3 years ago - Translate

Sticks and stones make up Tatum collection When Toby Tatum returned to Izard County he reconnected with his love of nature. After 23 years in the Air Force, the retired aircraft mechanic crew chief, found himself back at Wildflower, his childhood home. Until now, Toby had found himself in a fast-paced life and wasn't quite sure what he was going to do with himself as he settled back into rural living. Ironically, it was a his later mother, Billy Joe Tatum, who showed him. "After I moved back home I found this dream catcher Mom had made and I thought it was kind of cool," Toby said. The dream catcher had always hung over his parent's bed and he said he decided to use it as a prototype. Using vines and feathers he came up with his own creations. Once he began marketing them, he said people would commission him to make custom ones by incorporating items that were important to them.

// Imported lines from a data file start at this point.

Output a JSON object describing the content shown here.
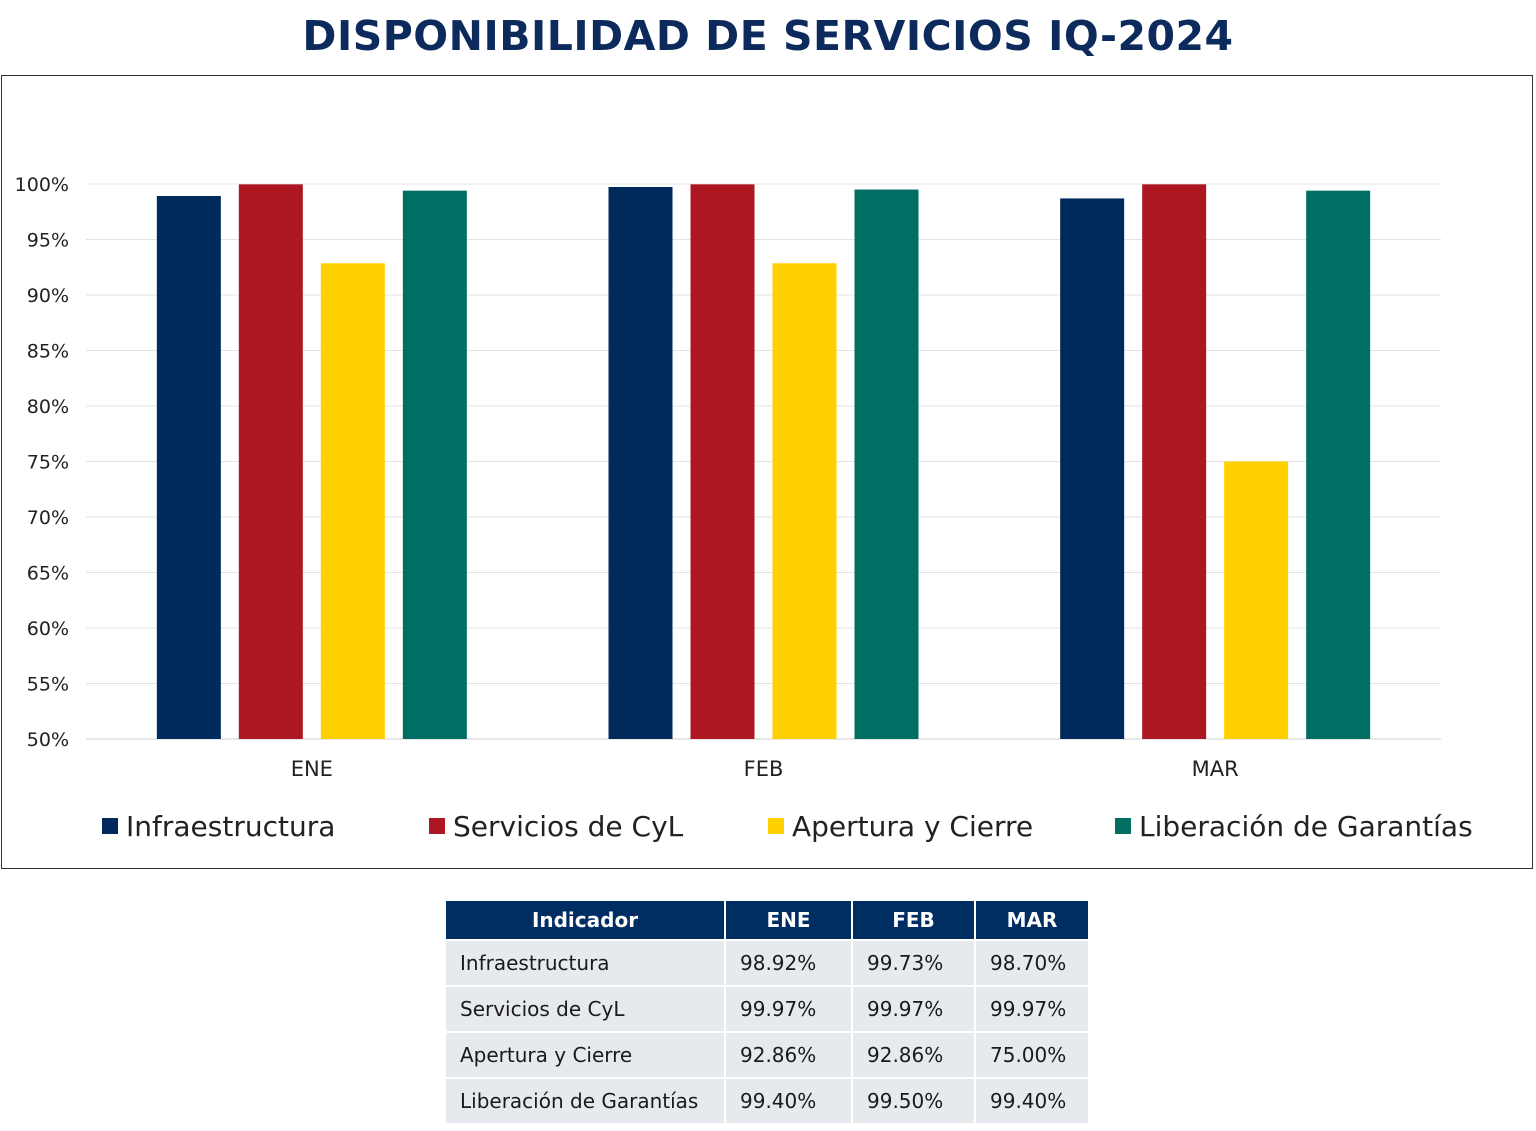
{
  "title": "DISPONIBILIDAD DE SERVICIOS IQ-2024",
  "colors": {
    "infraestructura": "#002a5c",
    "servicios": "#ac1722",
    "apertura": "#ffd100",
    "liberacion": "#006e62"
  },
  "chart_data": {
    "type": "bar",
    "categories": [
      "ENE",
      "FEB",
      "MAR"
    ],
    "ylim": [
      0.5,
      1.0
    ],
    "yticks": [
      0.5,
      0.55,
      0.6,
      0.65,
      0.7,
      0.75,
      0.8,
      0.85,
      0.9,
      0.95,
      1.0
    ],
    "ytick_labels": [
      "50%",
      "55%",
      "60%",
      "65%",
      "70%",
      "75%",
      "80%",
      "85%",
      "90%",
      "95%",
      "100%"
    ],
    "grid": true,
    "legend_position": "bottom",
    "series": [
      {
        "name": "Infraestructura",
        "color": "#002a5c",
        "values": [
          0.9892,
          0.9973,
          0.987
        ]
      },
      {
        "name": "Servicios de CyL",
        "color": "#ac1722",
        "values": [
          0.9997,
          0.9997,
          0.9997
        ]
      },
      {
        "name": "Apertura y Cierre",
        "color": "#ffd100",
        "values": [
          0.9286,
          0.9286,
          0.75
        ]
      },
      {
        "name": "Liberación de Garantías",
        "color": "#006e62",
        "values": [
          0.994,
          0.995,
          0.994
        ]
      }
    ]
  },
  "table": {
    "headers": [
      "Indicador",
      "ENE",
      "FEB",
      "MAR"
    ],
    "rows": [
      [
        "Infraestructura",
        "98.92%",
        "99.73%",
        "98.70%"
      ],
      [
        "Servicios de CyL",
        "99.97%",
        "99.97%",
        "99.97%"
      ],
      [
        "Apertura y Cierre",
        "92.86%",
        "92.86%",
        "75.00%"
      ],
      [
        "Liberación de Garantías",
        "99.40%",
        "99.50%",
        "99.40%"
      ]
    ]
  }
}
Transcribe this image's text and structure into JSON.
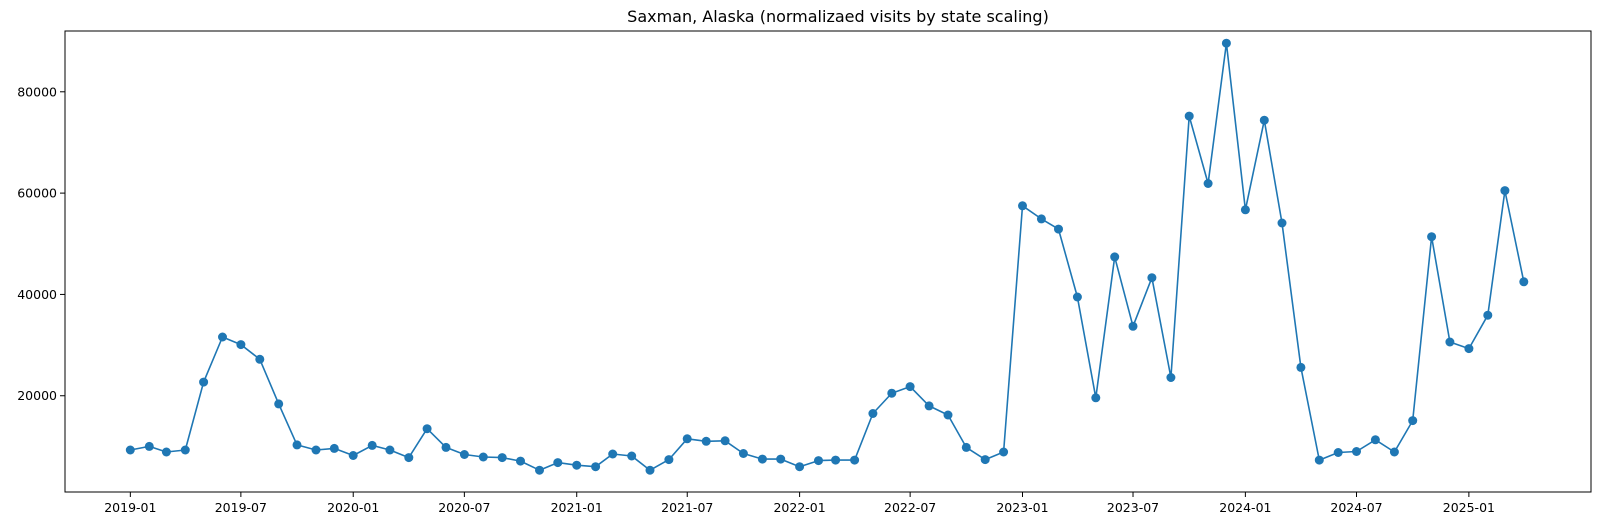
{
  "chart_data": {
    "type": "line",
    "title": "Saxman, Alaska (normalizaed visits by state scaling)",
    "xlabel": "",
    "ylabel": "",
    "x_tick_labels": [
      "2019-01",
      "2019-07",
      "2020-01",
      "2020-07",
      "2021-01",
      "2021-07",
      "2022-01",
      "2022-07",
      "2023-01",
      "2023-07",
      "2024-01",
      "2024-07",
      "2025-01"
    ],
    "y_ticks": [
      20000,
      40000,
      60000,
      80000
    ],
    "ylim": [
      1000,
      92000
    ],
    "xlim": [
      "2018-09-16",
      "2025-07-20"
    ],
    "grid": false,
    "legend": "none",
    "marker": "circle",
    "color": "#1f77b4",
    "series": [
      {
        "x": [
          "2019-01",
          "2019-02",
          "2019-03",
          "2019-04",
          "2019-05",
          "2019-06",
          "2019-07",
          "2019-08",
          "2019-09",
          "2019-10",
          "2019-11",
          "2019-12",
          "2020-01",
          "2020-02",
          "2020-03",
          "2020-04",
          "2020-05",
          "2020-06",
          "2020-07",
          "2020-08",
          "2020-09",
          "2020-10",
          "2020-11",
          "2020-12",
          "2021-01",
          "2021-02",
          "2021-03",
          "2021-04",
          "2021-05",
          "2021-06",
          "2021-07",
          "2021-08",
          "2021-09",
          "2021-10",
          "2021-11",
          "2021-12",
          "2022-01",
          "2022-02",
          "2022-03",
          "2022-04",
          "2022-05",
          "2022-06",
          "2022-07",
          "2022-08",
          "2022-09",
          "2022-10",
          "2022-11",
          "2022-12",
          "2023-01",
          "2023-02",
          "2023-03",
          "2023-04",
          "2023-05",
          "2023-06",
          "2023-07",
          "2023-08",
          "2023-09",
          "2023-10",
          "2023-11",
          "2023-12",
          "2024-01",
          "2024-02",
          "2024-03",
          "2024-04",
          "2024-05",
          "2024-06",
          "2024-07",
          "2024-08",
          "2024-09",
          "2024-10",
          "2024-11",
          "2024-12",
          "2025-01",
          "2025-02",
          "2025-03",
          "2025-04"
        ],
        "values": [
          9300,
          10000,
          8900,
          9300,
          22700,
          31600,
          30100,
          27200,
          18400,
          10300,
          9300,
          9600,
          8200,
          10200,
          9300,
          7800,
          13500,
          9800,
          8400,
          7900,
          7800,
          7100,
          5300,
          6800,
          6300,
          6000,
          8500,
          8100,
          5300,
          7400,
          11500,
          11000,
          11100,
          8600,
          7500,
          7500,
          6000,
          7200,
          7300,
          7300,
          16500,
          20500,
          21800,
          18000,
          16200,
          9800,
          7400,
          8900,
          57500,
          54900,
          52900,
          39500,
          19600,
          47400,
          33700,
          43300,
          23600,
          75200,
          61900,
          89600,
          56700,
          74400,
          54100,
          25600,
          7300,
          8800,
          9000,
          11300,
          8900,
          15100,
          51400,
          30600,
          29300,
          35900,
          60500,
          42500
        ]
      }
    ]
  }
}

Creativity has always run in his family. While his mother had her own notoriety with her knowledge of outdoor herbs, his father, now a retired doctor, had a passion for tumbling rocks. Toby said his dad casually mentioned he would like some grit so they could get the old tumbler out and polish up some stones. The nearby river and creeks provided an array of stones which in turn led to a jewelry collection: Charmed in the Ozarks, Elegant Earth and Hurricane Creek. Toby said he first started marketing the dreamcatchers and jewelry on his social media site and now attends various fairs and festivals where he has introduced his collections. He plans to have a booth at Beanfest in Mountain View and at Harvest Fest in Little Rock at the upcoming festivals.